Of her records, it's without doubt the barest, most unadorned effort - a brave record in fact, considering it's her first; she has resisted the urge to swathe every song protectively in lush instrumentation. She deals with rejection, regret, loneliness in a stark, merciless manner - every emotion that she explores is stripped bare in delicate, seemingly fragile songs that are often constructed of little more than a simple rhythm, minimal backing and her inimitable, glassy vocals. Consequently the songs are all the more effective - she doesn't portray emotions the way film or television characters feel them, backed by a swell of cliched music with all the ugly, jagged bits tactfully obscured; she portrays them the way people feel them - her experiences of hurt and isolation are expressed by silence, broken by her solitary vocals, as the characters in her songs deal with their problems alone; the most effective use of this is in the heartbreaking 'Soon After Christmas', which trembles with resigned hopelessness. It's rather like looking at a person through a microscope - nothing is hidden or tucked into the distance - her songs are unflinchingly open and honest.

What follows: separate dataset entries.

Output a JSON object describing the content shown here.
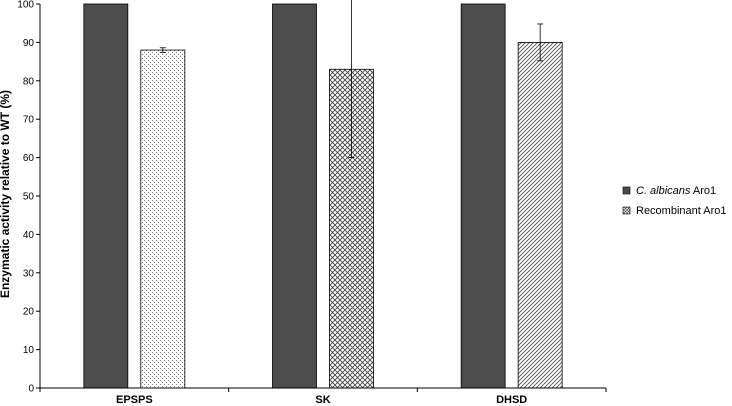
{
  "chart_data": {
    "type": "bar",
    "ylabel": "Enzymatic activity relative to WT (%)",
    "xlabel": "",
    "ylim": [
      0,
      100
    ],
    "yticks": [
      0,
      10,
      20,
      30,
      40,
      50,
      60,
      70,
      80,
      90,
      100
    ],
    "categories": [
      "EPSPS",
      "SK",
      "DHSD"
    ],
    "series": [
      {
        "name_italic": "C. albicans",
        "name_rest": " Aro1",
        "color": "#4d4d4d",
        "pattern": "solid",
        "values": [
          100,
          100,
          100
        ],
        "errors": [
          0,
          0,
          0
        ]
      },
      {
        "name_italic": "",
        "name_rest": "Recombinant Aro1",
        "color": "#ffffff",
        "pattern": "dotted",
        "pattern_by_category": [
          "dotted",
          "crosshatch",
          "diagonal"
        ],
        "values": [
          88,
          83,
          90
        ],
        "errors": [
          0.6,
          23,
          4.8
        ]
      }
    ],
    "legend_position": "right",
    "grid": false
  }
}
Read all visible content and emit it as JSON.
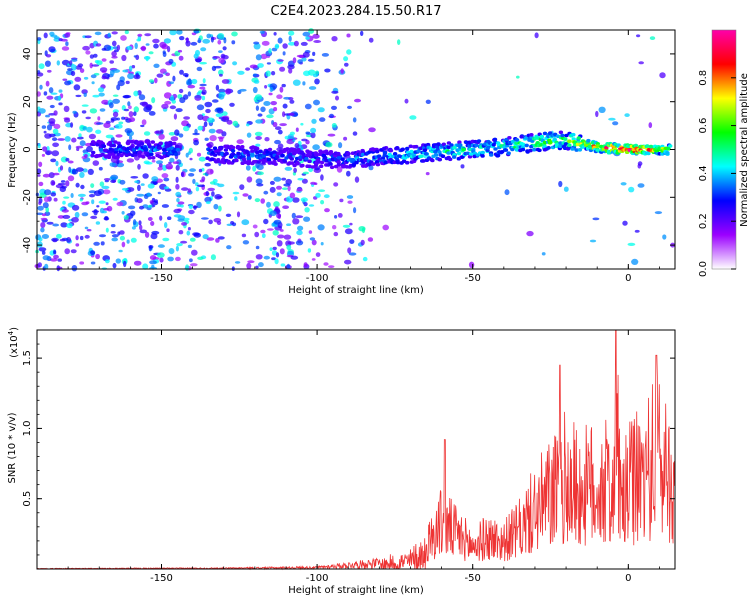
{
  "title": "C2E4.2023.284.15.50.R17",
  "chart_data": [
    {
      "type": "heatmap",
      "xlabel": "Height of straight line (km)",
      "ylabel": "Frequency (Hz)",
      "xlim": [
        -190,
        15
      ],
      "ylim": [
        -50,
        50
      ],
      "xticks": [
        -150,
        -100,
        -50,
        0
      ],
      "yticks": [
        -40,
        -20,
        0,
        20,
        40
      ],
      "colorbar": {
        "label": "Normalized spectral amplitude",
        "range": [
          0,
          1
        ],
        "ticks": [
          "0.0",
          "0.2",
          "0.4",
          "0.6",
          "0.8"
        ],
        "colors": [
          "#ffffff",
          "#9b00ff",
          "#0000ff",
          "#00ffff",
          "#00ff00",
          "#ffff00",
          "#ff0000",
          "#ff00aa"
        ]
      },
      "ridge": {
        "x": [
          -170,
          -150,
          -130,
          -110,
          -100,
          -90,
          -80,
          -70,
          -60,
          -50,
          -40,
          -30,
          -20,
          -10,
          0,
          15
        ],
        "freq": [
          0,
          0,
          -2,
          -3,
          -4,
          -4,
          -3,
          -2,
          -1,
          0,
          1,
          3,
          4,
          1,
          0,
          0
        ],
        "peak_amplitude": [
          0.3,
          0.35,
          0.35,
          0.3,
          0.3,
          0.35,
          0.4,
          0.45,
          0.5,
          0.5,
          0.5,
          0.55,
          0.55,
          0.8,
          0.95,
          0.6
        ]
      }
    },
    {
      "type": "line",
      "xlabel": "Height of straight line (km)",
      "ylabel": "SNR (10 * v/v)",
      "y_multiplier": "(x10",
      "y_exponent": "4",
      "y_multiplier_close": ")",
      "xlim": [
        -190,
        15
      ],
      "ylim": [
        0,
        1.7
      ],
      "xticks": [
        -150,
        -100,
        -50,
        0
      ],
      "yticks": [
        "0.5",
        "1.0",
        "1.5"
      ],
      "ytick_values": [
        0.5,
        1.0,
        1.5
      ],
      "color": "#ee3333",
      "envelope": {
        "x": [
          -190,
          -130,
          -100,
          -90,
          -80,
          -70,
          -65,
          -60,
          -55,
          -50,
          -45,
          -40,
          -35,
          -30,
          -25,
          -22,
          -20,
          -15,
          -10,
          -5,
          -4,
          -2,
          0,
          5,
          10,
          15
        ],
        "y": [
          0.005,
          0.01,
          0.02,
          0.05,
          0.08,
          0.15,
          0.3,
          0.6,
          0.45,
          0.3,
          0.4,
          0.35,
          0.5,
          0.75,
          0.95,
          1.05,
          1.15,
          1.0,
          1.1,
          1.05,
          1.7,
          0.8,
          1.05,
          1.2,
          1.45,
          1.1
        ]
      },
      "peaks": [
        {
          "x": -59,
          "y": 0.92
        },
        {
          "x": -22,
          "y": 1.45
        },
        {
          "x": -4,
          "y": 1.7
        },
        {
          "x": 9,
          "y": 1.52
        }
      ]
    }
  ]
}
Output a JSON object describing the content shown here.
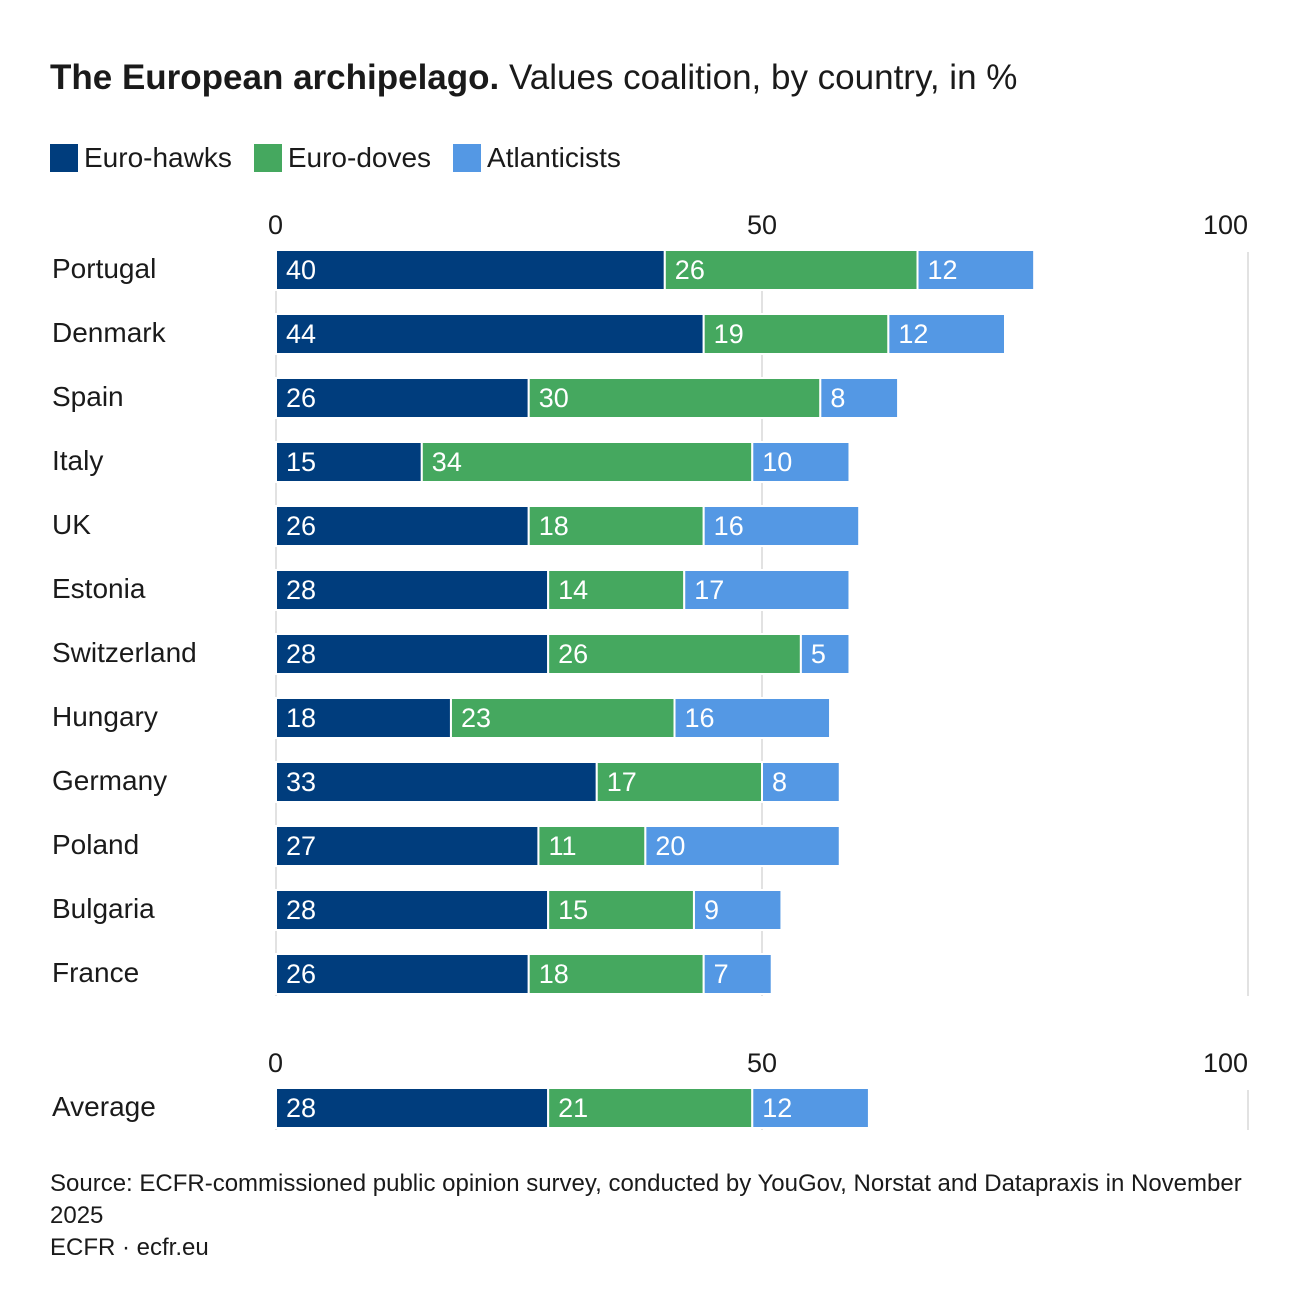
{
  "title": {
    "bold": "The European archipelago.",
    "rest": " Values coalition, by country, in %"
  },
  "legend": [
    {
      "name": "Euro-hawks",
      "color": "#003d7d"
    },
    {
      "name": "Euro-doves",
      "color": "#45a85f"
    },
    {
      "name": "Atlanticists",
      "color": "#5498e4"
    }
  ],
  "chart_data": [
    {
      "type": "bar",
      "orientation": "horizontal",
      "stacked": true,
      "xlim": [
        0,
        100
      ],
      "xticks": [
        0,
        50,
        100
      ],
      "grid": true,
      "categories": [
        "Portugal",
        "Denmark",
        "Spain",
        "Italy",
        "UK",
        "Estonia",
        "Switzerland",
        "Hungary",
        "Germany",
        "Poland",
        "Bulgaria",
        "France"
      ],
      "series": [
        {
          "name": "Euro-hawks",
          "values": [
            40,
            44,
            26,
            15,
            26,
            28,
            28,
            18,
            33,
            27,
            28,
            26
          ]
        },
        {
          "name": "Euro-doves",
          "values": [
            26,
            19,
            30,
            34,
            18,
            14,
            26,
            23,
            17,
            11,
            15,
            18
          ]
        },
        {
          "name": "Atlanticists",
          "values": [
            12,
            12,
            8,
            10,
            16,
            17,
            5,
            16,
            8,
            20,
            9,
            7
          ]
        }
      ]
    },
    {
      "type": "bar",
      "orientation": "horizontal",
      "stacked": true,
      "xlim": [
        0,
        100
      ],
      "xticks": [
        0,
        50,
        100
      ],
      "grid": true,
      "categories": [
        "Average"
      ],
      "series": [
        {
          "name": "Euro-hawks",
          "values": [
            28
          ]
        },
        {
          "name": "Euro-doves",
          "values": [
            21
          ]
        },
        {
          "name": "Atlanticists",
          "values": [
            12
          ]
        }
      ]
    }
  ],
  "footer": {
    "source": "Source: ECFR-commissioned public opinion survey, conducted by YouGov, Norstat and Datapraxis in November 2025",
    "credit": "ECFR · ecfr.eu"
  }
}
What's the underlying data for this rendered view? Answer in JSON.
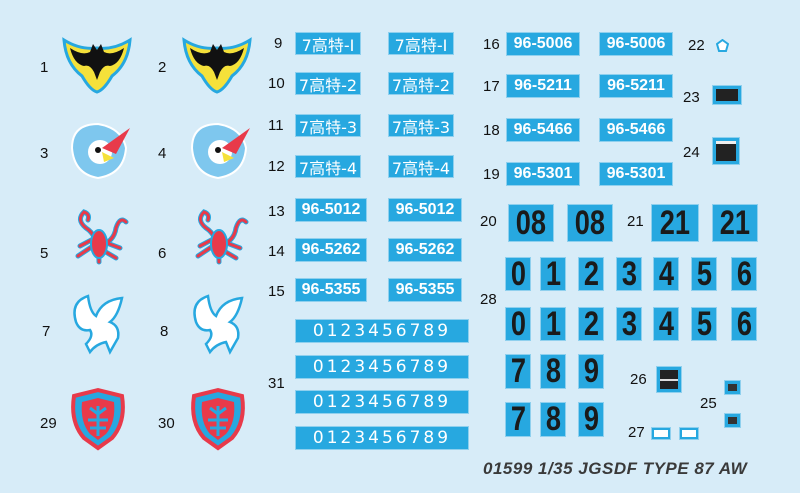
{
  "emblems": [
    {
      "id": "1",
      "type": "bat"
    },
    {
      "id": "2",
      "type": "bat"
    },
    {
      "id": "3",
      "type": "bird"
    },
    {
      "id": "4",
      "type": "bird"
    },
    {
      "id": "5",
      "type": "scorpion"
    },
    {
      "id": "6",
      "type": "scorpion"
    },
    {
      "id": "7",
      "type": "pegasus"
    },
    {
      "id": "8",
      "type": "pegasus"
    },
    {
      "id": "29",
      "type": "scorpion-shield"
    },
    {
      "id": "30",
      "type": "scorpion-shield"
    }
  ],
  "kanji_decals": [
    {
      "id": "9",
      "text": "7高特-Ⅰ"
    },
    {
      "id": "10",
      "text": "7高特-2"
    },
    {
      "id": "11",
      "text": "7高特-3"
    },
    {
      "id": "12",
      "text": "7高特-4"
    }
  ],
  "plates_left": [
    {
      "id": "13",
      "text": "96-5012"
    },
    {
      "id": "14",
      "text": "96-5262"
    },
    {
      "id": "15",
      "text": "96-5355"
    }
  ],
  "plates_right": [
    {
      "id": "16",
      "text": "96-5006"
    },
    {
      "id": "17",
      "text": "96-5211"
    },
    {
      "id": "18",
      "text": "96-5466"
    },
    {
      "id": "19",
      "text": "96-5301"
    }
  ],
  "sequence": {
    "id": "31",
    "text": "0123456789"
  },
  "big_numbers": [
    {
      "id": "20",
      "text": "08"
    },
    {
      "id": "21",
      "text": "21"
    }
  ],
  "digits": {
    "id": "28",
    "row1": [
      "0",
      "1",
      "2",
      "3",
      "4",
      "5",
      "6"
    ],
    "row2": [
      "7",
      "8",
      "9"
    ]
  },
  "small": {
    "l22": "22",
    "l23": "23",
    "l24": "24",
    "l25": "25",
    "l26": "26",
    "l27": "27"
  },
  "footer": "01599 1/35 JGSDF TYPE 87 AW",
  "colors": {
    "background": "#d7ecf8",
    "decal_blue": "#27a8e0",
    "emblem_red": "#e83a4a",
    "emblem_yellow": "#f5e13a"
  }
}
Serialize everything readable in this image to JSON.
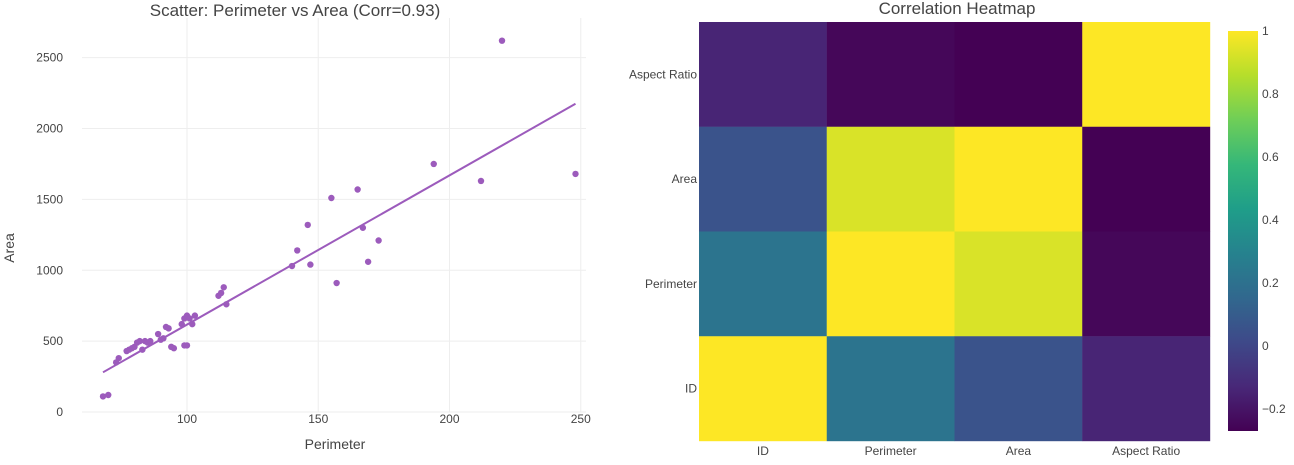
{
  "chart_data": [
    {
      "type": "scatter",
      "title": "Scatter: Perimeter vs Area (Corr=0.93)",
      "xlabel": "Perimeter",
      "ylabel": "Area",
      "xlim": [
        60,
        252
      ],
      "ylim": [
        0,
        2780
      ],
      "xticks": [
        100,
        150,
        200,
        250
      ],
      "yticks": [
        0,
        500,
        1000,
        1500,
        2000,
        2500
      ],
      "grid": true,
      "colors": {
        "points": "#9c5bbc",
        "trend": "#9c5bbc"
      },
      "points": {
        "x": [
          68,
          70,
          73,
          74,
          77,
          78,
          79,
          80,
          81,
          82,
          83,
          84,
          85,
          86,
          89,
          90,
          91,
          92,
          93,
          94,
          95,
          98,
          99,
          99,
          100,
          100,
          101,
          102,
          103,
          112,
          113,
          114,
          115,
          140,
          142,
          146,
          147,
          155,
          157,
          165,
          167,
          169,
          173,
          194,
          212,
          220,
          248
        ],
        "y": [
          110,
          120,
          350,
          380,
          430,
          440,
          450,
          460,
          490,
          500,
          440,
          500,
          490,
          500,
          550,
          510,
          520,
          600,
          590,
          460,
          450,
          620,
          660,
          470,
          680,
          470,
          660,
          620,
          680,
          820,
          840,
          880,
          760,
          1030,
          1140,
          1320,
          1040,
          1510,
          910,
          1570,
          1300,
          1060,
          1210,
          1750,
          1630,
          2620,
          1680
        ]
      },
      "trendline": {
        "x": [
          68,
          248
        ],
        "y": [
          280,
          2175
        ]
      }
    },
    {
      "type": "heatmap",
      "title": "Correlation Heatmap",
      "x": [
        "ID",
        "Perimeter",
        "Area",
        "Aspect Ratio"
      ],
      "y": [
        "Aspect Ratio",
        "Area",
        "Perimeter",
        "ID"
      ],
      "values": [
        [
          -0.14,
          -0.25,
          -0.27,
          1.0
        ],
        [
          0.06,
          0.93,
          1.0,
          -0.27
        ],
        [
          0.22,
          1.0,
          0.93,
          -0.25
        ],
        [
          1.0,
          0.22,
          0.06,
          -0.14
        ]
      ],
      "zmin": -0.27,
      "zmax": 1.0,
      "colorscale": "Viridis",
      "colorbar_ticks": [
        -0.2,
        0,
        0.2,
        0.4,
        0.6,
        0.8,
        1
      ],
      "colorbar_tick_labels": [
        "−0.2",
        "0",
        "0.2",
        "0.4",
        "0.6",
        "0.8",
        "1"
      ]
    }
  ]
}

Much of the record displays strong jazz leanings - at times the songs are reminiscent of a sophomoric, childlike Nina Simone, at others she more recalls the moody, candlelit and typically '80s sound of artists like Sade, such is the versatility of Stina's vocals. There's also a vivid sense of dark whimsy, particularly in songs like 'Alan Bean', where the song's narrative is propped against a light, almost cutesy acoustic backdrop. One of the strongest songs on the record is perhaps 'Another Story Girl', which deals with the jealousy and anguish of watching one's partner pining for someone else; amidst the sparse backing and pretty, repetitive melody, it also showcases her very rare skill of being able to convey heartbreak and yet place oneself unselfishly in the background, an outsider peering in from the cold at someone else's past experiences unhappily but without resentment.
It may take a few listens to get into this record - at first listen, it's unusual, contradictory and at times more than a little infuriating. Stick with it though; under the surface it's an exquisite record, and given time, if Stina's unique, moving and delicate music is to your taste, it'll become one of your most treasured albums.